The ocean rewards usable performance.
What to watch next:
The next few months will be extremely important.
First, watch Malizia’s launch and early sailing. How quickly does the team get the boat on the water? How much testing can they do before the next major events? Does Boris look immediately confident, or does the boat clearly need a long learning curve?
Second, watch the cockpit solutions. Modern IMOCA cockpits are no longer just places to steer. They are survival capsules, control centres and workstations. Protection, visibility, steering access, trimming layout and rest management all matter. The cockpit may be one of the most important hidden battlegrounds of this design cycle.
Third, watch the foil behaviour. Ruyant and Malizia seem to represent a powerful but refined foil-assisted direction. DMG MORI seems to integrate the foils with a hull that wants to sail flatter and reduce wetted surface. When these boats are finally compared in anger, look not only at top speed but at stability, acceleration, control and recovery after slamming.
Fourth, watch how the boats perform in real sea state. Flat-water speed can be misleading. The Vendée Globe is not won on a perfectly flat speed strip. It is won in the messy, violent, inconsistent oceans of the real world.
And fifth, watch the skippers.
Because in the end, these are not remote-controlled prototypes. They are solo ocean racing machines. The sailor still has to sleep, eat, repair, navigate, trim, steer, think, survive and make decisions under exhaustion.

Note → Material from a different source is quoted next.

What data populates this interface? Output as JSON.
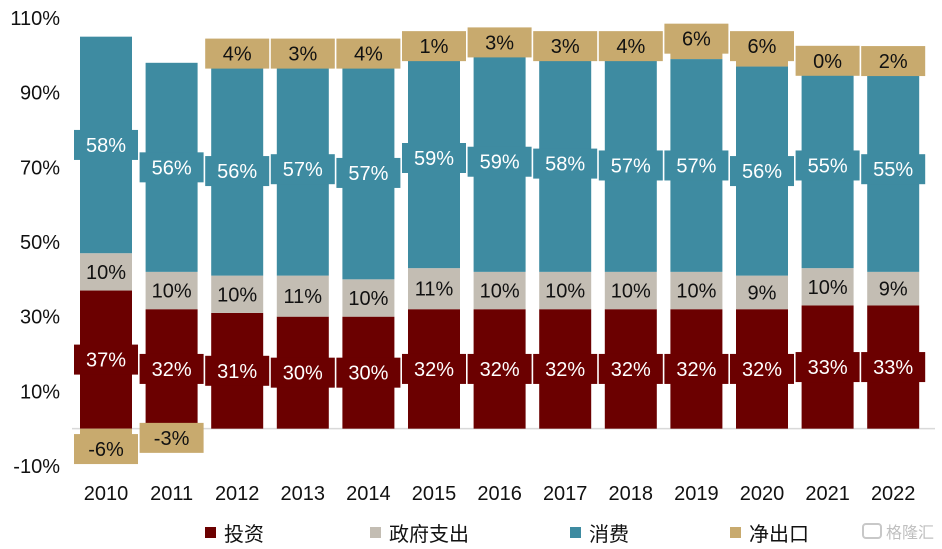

The road to Vendée Globe 2028 has already begun
The choices being made now will define the next cycle. Hull forms are being committed. Foil philosophies are being tested. Cockpit layouts are being built. Teams are deciding whether to refine the current generation or gamble on something more radical.
Boris Herrmann’s new Malizia will soon begin its real-world test programme.
Thomas Ruyant’s new boat is already showing us one possible future of refined foiling IMOCA design.
And DMG MORI Global One may be showing us something more disruptive — a possible glimpse of a flatter, smoother, more multihull-influenced future.
Three new hulls. Three different expressions of ambition.
But only the ocean will tell us which ideas are real.